In Year 7, students are given an introduction into chronological understanding and how; as historians we learn about the past. Students spend the rest of the first term studying the Battle of Hastings before consider why William was victorious. For the rest of the academic year students investigate the impact of the Norman Conquest on England and the wider life of people in the Middle Ages. By the end of the academic year students will have investigated what motivated people to go on a crusade and whether it was successful before completing an investigation into where power lay in Medieval England.
In Year 8, students spend time studying the turmoil of both the Tudor and Stuart Dynasties. Throughout their studies, students are encouraged to evaluate the impact and legacy of the dynasties in the 21st Century. Students move on to studying the role of the British Empire and its legacy as well as the Industrial Revolution. Finally, students complete their studies in Year 8 by investigating the slave trade and its abolition.
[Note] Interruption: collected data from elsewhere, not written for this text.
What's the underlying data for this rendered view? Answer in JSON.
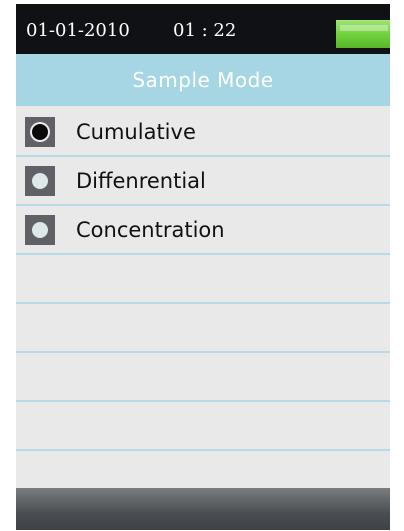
{
  "status_bar": {
    "date": "01-01-2010",
    "time": "01 : 22",
    "battery_icon": "battery-full-icon",
    "battery_color": "#6fcf3b"
  },
  "title_bar": {
    "title": "Sample Mode",
    "background": "#a6d6e3"
  },
  "options": [
    {
      "label": "Cumulative",
      "selected": true
    },
    {
      "label": "Diffenrential",
      "selected": false
    },
    {
      "label": "Concentration",
      "selected": false
    }
  ],
  "empty_rows": 5
}
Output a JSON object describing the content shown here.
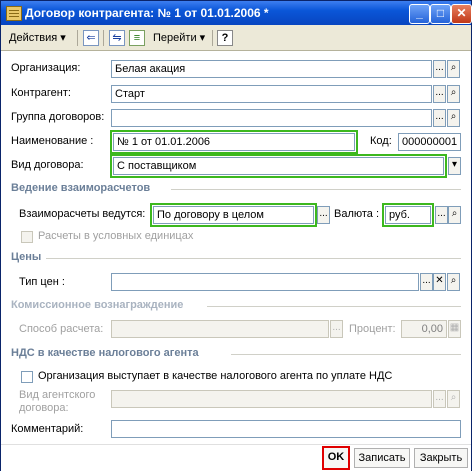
{
  "window": {
    "title": "Договор контрагента: № 1 от 01.01.2006 *"
  },
  "titlebar": {
    "min": "_",
    "max": "□",
    "close": "✕"
  },
  "toolbar": {
    "actions": "Действия",
    "goto": "Перейти",
    "help": "?",
    "dd": "▾"
  },
  "form": {
    "org_label": "Организация:",
    "org_value": "Белая акация",
    "contractor_label": "Контрагент:",
    "contractor_value": "Старт",
    "group_label": "Группа договоров:",
    "group_value": "",
    "name_label": "Наименование :",
    "name_value": "№ 1 от 01.01.2006",
    "code_label": "Код:",
    "code_value": "000000001",
    "kind_label": "Вид договора:",
    "kind_value": "С поставщиком",
    "settle_section": "Ведение взаиморасчетов",
    "settle_label": "Взаиморасчеты ведутся:",
    "settle_value": "По договору в целом",
    "currency_label": "Валюта :",
    "currency_value": "руб.",
    "conv_units_label": "Расчеты в условных единицах",
    "prices_section": "Цены",
    "price_type_label": "Тип цен :",
    "price_type_value": "",
    "commission_section": "Комиссионное вознаграждение",
    "calc_method_label": "Способ расчета:",
    "percent_label": "Процент:",
    "percent_value": "0,00",
    "vat_section": "НДС в качестве налогового агента",
    "vat_agent_label": "Организация выступает в качестве налогового агента по уплате НДС",
    "agent_contract_label_1": "Вид агентского",
    "agent_contract_label_2": "договора:",
    "comment_label": "Комментарий:",
    "comment_value": ""
  },
  "buttons": {
    "ok": "OK",
    "save": "Записать",
    "close": "Закрыть"
  },
  "glyphs": {
    "ellipsis": "...",
    "search": "🔍",
    "clear": "✕",
    "dropdown": "▾",
    "calc": "▦"
  }
}
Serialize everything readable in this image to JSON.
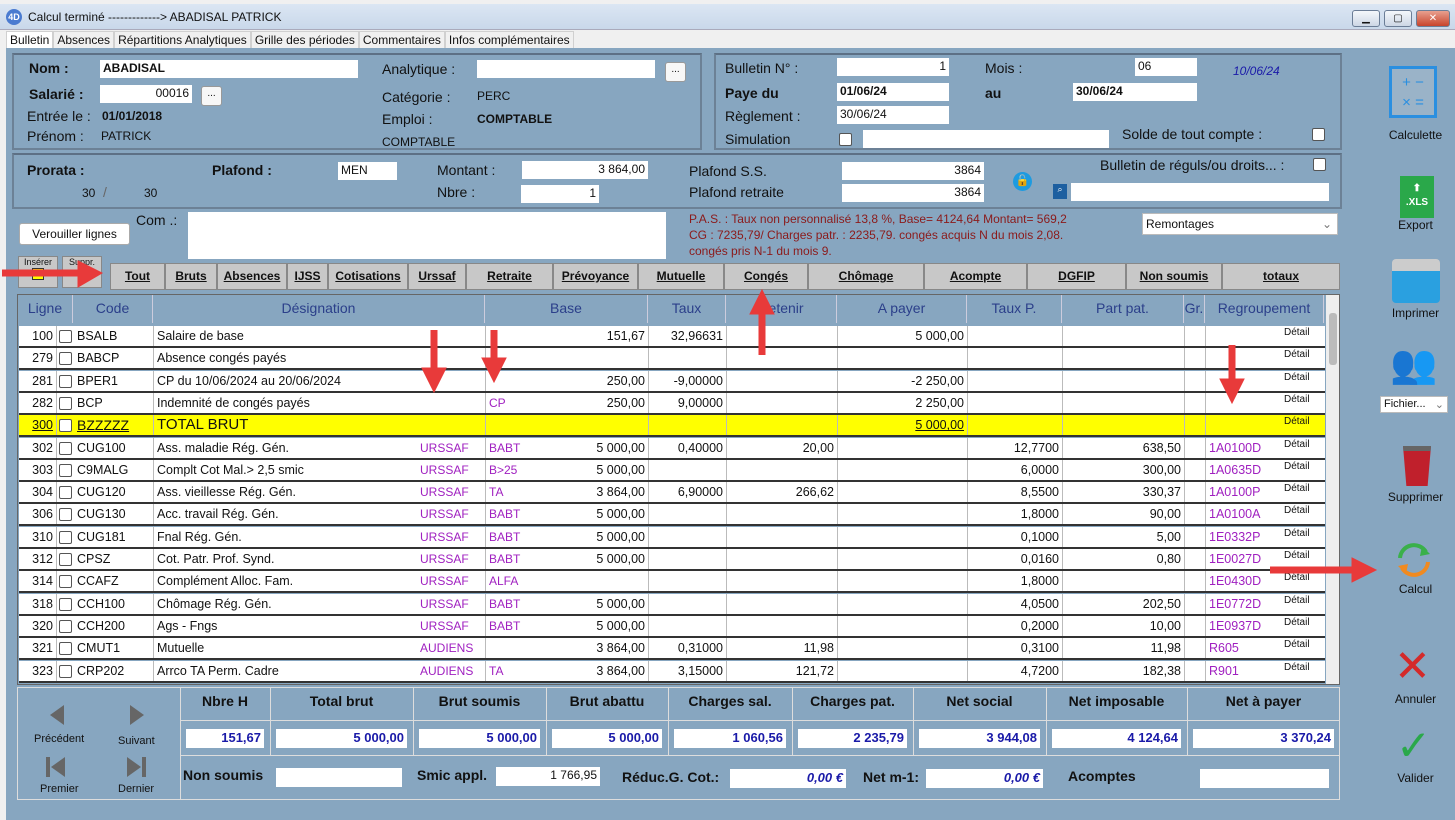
{
  "window": {
    "title": "Calcul terminé ------------->  ABADISAL PATRICK",
    "min": "▁",
    "max": "▢",
    "close": "✕"
  },
  "tabs": [
    "Bulletin",
    "Absences",
    "Répartitions Analytiques",
    "Grille des périodes",
    "Commentaires",
    "Infos complémentaires"
  ],
  "employee": {
    "nom_label": "Nom :",
    "nom": "ABADISAL",
    "salarie_label": "Salarié :",
    "salarie": "00016",
    "entree_label": "Entrée le :",
    "entree": "01/01/2018",
    "prenom_label": "Prénom :",
    "prenom": "PATRICK",
    "analytique_label": "Analytique :",
    "analytique": "",
    "categorie_label": "Catégorie :",
    "categorie": "PERC",
    "emploi_label": "Emploi :",
    "emploi": "COMPTABLE",
    "emploi2": "COMPTABLE",
    "dots": "..."
  },
  "bulletin": {
    "num_label": "Bulletin N° :",
    "num": "1",
    "mois_label": "Mois :",
    "mois": "06",
    "date": "10/06/24",
    "paye_du_label": "Paye du",
    "paye_du": "01/06/24",
    "au_label": "au",
    "au": "30/06/24",
    "reglement_label": "Règlement :",
    "reglement": "30/06/24",
    "simulation_label": "Simulation",
    "simulation_text": "",
    "solde_label": "Solde de tout compte :"
  },
  "prorata": {
    "label": "Prorata :",
    "a": "30",
    "b": "30",
    "plafond_label": "Plafond :",
    "plafond": "MEN",
    "montant_label": "Montant :",
    "montant": "3 864,00",
    "nbre_label": "Nbre :",
    "nbre": "1",
    "plafond_ss_label": "Plafond S.S.",
    "plafond_ss": "3864",
    "plafond_ret_label": "Plafond retraite",
    "plafond_ret": "3864",
    "reguls_label": "Bulletin de réguls/ou droits... :",
    "search_value": ""
  },
  "com": {
    "lock_button": "Verouiller lignes",
    "label": "Com .:",
    "value": "",
    "info": [
      "P.A.S. : Taux non personnalisé 13,8 %, Base= 4124,64 Montant= 569,2",
      "CG : 7235,79/ Charges patr. : 2235,79. congés acquis N du mois 2,08.",
      "congés pris N-1 du mois 9."
    ],
    "remontages": "Remontages",
    "inserer": "Insérer",
    "suppr": "Suppr."
  },
  "filter_tabs": [
    "Tout",
    "Bruts",
    "Absences",
    "IJSS",
    "Cotisations",
    "Urssaf",
    "Retraite",
    "Prévoyance",
    "Mutuelle",
    "Congés",
    "Chômage",
    "Acompte",
    "DGFIP",
    "Non soumis",
    "totaux"
  ],
  "columns": [
    "Ligne",
    "Code",
    "Désignation",
    "Base",
    "Taux",
    "Retenir",
    "A payer",
    "Taux P.",
    "Part pat.",
    "Gr.",
    "Regroupement"
  ],
  "rows": [
    {
      "ligne": "100",
      "code": "BSALB",
      "designation": "Salaire de base",
      "organisme": "",
      "base_code": "",
      "base": "151,67",
      "taux": "32,96631",
      "retenir": "",
      "a_payer": "5 000,00",
      "taux_p": "",
      "part_pat": "",
      "gr": "",
      "regroupement": "",
      "detail": "Détail"
    },
    {
      "ligne": "279",
      "code": "BABCP",
      "designation": "Absence congés payés",
      "organisme": "",
      "base_code": "",
      "base": "",
      "taux": "",
      "retenir": "",
      "a_payer": "",
      "taux_p": "",
      "part_pat": "",
      "gr": "",
      "regroupement": "",
      "detail": "Détail"
    },
    {
      "ligne": "281",
      "code": "BPER1",
      "designation": "CP du 10/06/2024 au 20/06/2024",
      "organisme": "",
      "base_code": "",
      "base": "250,00",
      "taux": "-9,00000",
      "retenir": "",
      "a_payer": "-2 250,00",
      "taux_p": "",
      "part_pat": "",
      "gr": "",
      "regroupement": "",
      "detail": "Détail"
    },
    {
      "ligne": "282",
      "code": "BCP",
      "designation": "Indemnité de congés payés",
      "organisme": "",
      "base_code": "CP",
      "base": "250,00",
      "taux": "9,00000",
      "retenir": "",
      "a_payer": "2 250,00",
      "taux_p": "",
      "part_pat": "",
      "gr": "",
      "regroupement": "",
      "detail": "Détail"
    },
    {
      "ligne": "300",
      "code": "BZZZZZ",
      "designation": "TOTAL BRUT",
      "organisme": "",
      "base_code": "",
      "base": "",
      "taux": "",
      "retenir": "",
      "a_payer": "5 000,00",
      "taux_p": "",
      "part_pat": "",
      "gr": "",
      "regroupement": "",
      "detail": "Détail",
      "highlight": true
    },
    {
      "ligne": "302",
      "code": "CUG100",
      "designation": "Ass. maladie Rég. Gén.",
      "organisme": "URSSAF",
      "base_code": "BABT",
      "base": "5 000,00",
      "taux": "0,40000",
      "retenir": "20,00",
      "a_payer": "",
      "taux_p": "12,7700",
      "part_pat": "638,50",
      "gr": "",
      "regroupement": "1A0100D",
      "detail": "Détail"
    },
    {
      "ligne": "303",
      "code": "C9MALG",
      "designation": "Complt Cot Mal.> 2,5 smic",
      "organisme": "URSSAF",
      "base_code": "B>25",
      "base": "5 000,00",
      "taux": "",
      "retenir": "",
      "a_payer": "",
      "taux_p": "6,0000",
      "part_pat": "300,00",
      "gr": "",
      "regroupement": "1A0635D",
      "detail": "Détail"
    },
    {
      "ligne": "304",
      "code": "CUG120",
      "designation": "Ass. vieillesse Rég. Gén.",
      "organisme": "URSSAF",
      "base_code": "TA",
      "base": "3 864,00",
      "taux": "6,90000",
      "retenir": "266,62",
      "a_payer": "",
      "taux_p": "8,5500",
      "part_pat": "330,37",
      "gr": "",
      "regroupement": "1A0100P",
      "detail": "Détail"
    },
    {
      "ligne": "306",
      "code": "CUG130",
      "designation": "Acc. travail Rég. Gén.",
      "organisme": "URSSAF",
      "base_code": "BABT",
      "base": "5 000,00",
      "taux": "",
      "retenir": "",
      "a_payer": "",
      "taux_p": "1,8000",
      "part_pat": "90,00",
      "gr": "",
      "regroupement": "1A0100A",
      "detail": "Détail"
    },
    {
      "ligne": "310",
      "code": "CUG181",
      "designation": "Fnal Rég. Gén.",
      "organisme": "URSSAF",
      "base_code": "BABT",
      "base": "5 000,00",
      "taux": "",
      "retenir": "",
      "a_payer": "",
      "taux_p": "0,1000",
      "part_pat": "5,00",
      "gr": "",
      "regroupement": "1E0332P",
      "detail": "Détail"
    },
    {
      "ligne": "312",
      "code": "CPSZ",
      "designation": "Cot. Patr. Prof. Synd.",
      "organisme": "URSSAF",
      "base_code": "BABT",
      "base": "5 000,00",
      "taux": "",
      "retenir": "",
      "a_payer": "",
      "taux_p": "0,0160",
      "part_pat": "0,80",
      "gr": "",
      "regroupement": "1E0027D",
      "detail": "Détail"
    },
    {
      "ligne": "314",
      "code": "CCAFZ",
      "designation": "Complément Alloc. Fam.",
      "organisme": "URSSAF",
      "base_code": "ALFA",
      "base": "",
      "taux": "",
      "retenir": "",
      "a_payer": "",
      "taux_p": "1,8000",
      "part_pat": "",
      "gr": "",
      "regroupement": "1E0430D",
      "detail": "Détail"
    },
    {
      "ligne": "318",
      "code": "CCH100",
      "designation": "Chômage Rég. Gén.",
      "organisme": "URSSAF",
      "base_code": "BABT",
      "base": "5 000,00",
      "taux": "",
      "retenir": "",
      "a_payer": "",
      "taux_p": "4,0500",
      "part_pat": "202,50",
      "gr": "",
      "regroupement": "1E0772D",
      "detail": "Détail"
    },
    {
      "ligne": "320",
      "code": "CCH200",
      "designation": "Ags - Fngs",
      "organisme": "URSSAF",
      "base_code": "BABT",
      "base": "5 000,00",
      "taux": "",
      "retenir": "",
      "a_payer": "",
      "taux_p": "0,2000",
      "part_pat": "10,00",
      "gr": "",
      "regroupement": "1E0937D",
      "detail": "Détail"
    },
    {
      "ligne": "321",
      "code": "CMUT1",
      "designation": "Mutuelle",
      "organisme": "AUDIENS",
      "base_code": "",
      "base": "3 864,00",
      "taux": "0,31000",
      "retenir": "11,98",
      "a_payer": "",
      "taux_p": "0,3100",
      "part_pat": "11,98",
      "gr": "",
      "regroupement": "R605",
      "detail": "Détail"
    },
    {
      "ligne": "323",
      "code": "CRP202",
      "designation": "Arrco TA Perm. Cadre",
      "organisme": "AUDIENS",
      "base_code": "TA",
      "base": "3 864,00",
      "taux": "3,15000",
      "retenir": "121,72",
      "a_payer": "",
      "taux_p": "4,7200",
      "part_pat": "182,38",
      "gr": "",
      "regroupement": "R901",
      "detail": "Détail"
    }
  ],
  "totals": {
    "headers": [
      "Nbre H",
      "Total brut",
      "Brut soumis",
      "Brut abattu",
      "Charges sal.",
      "Charges pat.",
      "Net social",
      "Net imposable",
      "Net à payer"
    ],
    "values": [
      "151,67",
      "5 000,00",
      "5 000,00",
      "5 000,00",
      "1 060,56",
      "2 235,79",
      "3 944,08",
      "4 124,64",
      "3 370,24"
    ],
    "non_soumis_label": "Non soumis",
    "non_soumis": "",
    "smic_label": "Smic appl.",
    "smic": "1 766,95",
    "reduc_label": "Réduc.G. Cot.:",
    "reduc": "0,00 €",
    "net_m1_label": "Net m-1:",
    "net_m1": "0,00 €",
    "acomptes_label": "Acomptes",
    "acomptes": ""
  },
  "nav": {
    "precedent": "Précédent",
    "suivant": "Suivant",
    "premier": "Premier",
    "dernier": "Dernier"
  },
  "sidebar": {
    "calculette": "Calculette",
    "export": "Export",
    "imprimer": "Imprimer",
    "fichier": "Fichier...",
    "supprimer": "Supprimer",
    "calcul": "Calcul",
    "annuler": "Annuler",
    "valider": "Valider"
  },
  "colors": {
    "background": "#87a6c0",
    "highlight_row": "#ffff00",
    "organism_text": "#a020c0",
    "totals_text": "#1a1aa8",
    "info_text": "#8b1a1a",
    "annotation_arrow": "#e83a3a"
  }
}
The Year 9 curriculum is a transition unit for the GCSEs. Students complete investigations into the causes of the First World War along with evaluating the different interpretations of Field Marshall Sir Douglas Haig. In addition, students complete investigations into the terms and legacy of Versailles as well as the rise of dictators in the inter war years; a pre-requisite of Weimar and Nazi Germany for GCSE. Finally, students will complete a period of study on the Holocaust before completing their Key Stage Three studies by investigating the Second World War. This will provide the historical context for GCSE studies on the Cold War
The expectation is that by the Summer Term, students in Year 9 will have begun the GCSE curriculum in advance of Year 10; regardless of option choice.
GCSE students follow the Edexcel curriculum for the new 9-1 GCSE.
History GCSE is split into three different exam papers.
Paper 1- British Thematic Study with Historic Environment
Paper 2 – Period Study and British Depth Study
Paper 3 –Modern Depth Study
Paper 1 – Crime and Punishment, c.1000 to Present with a historic environment study on Whitechapel, c.1870-1900: crime, policing and the inner city. This exam paper is worth 30% of the total GCSE.
The exam on Crime and Punishment is worth 20% of the marks in this paper whilst the study on Whitechapel is worth 10%.
Paper 2 – This paper is split into two topics. Students will study Superpower Relations and the Cold War 1941-1991 followed by a study on Early Elizabethan England.
This exam paper is worth 40% of the total GCSE. Each topic is worth 20% each.
Paper 3 – Weimar and Nazi Germany, 1918-1939
This exam paper is worth 30% of the total GCSE.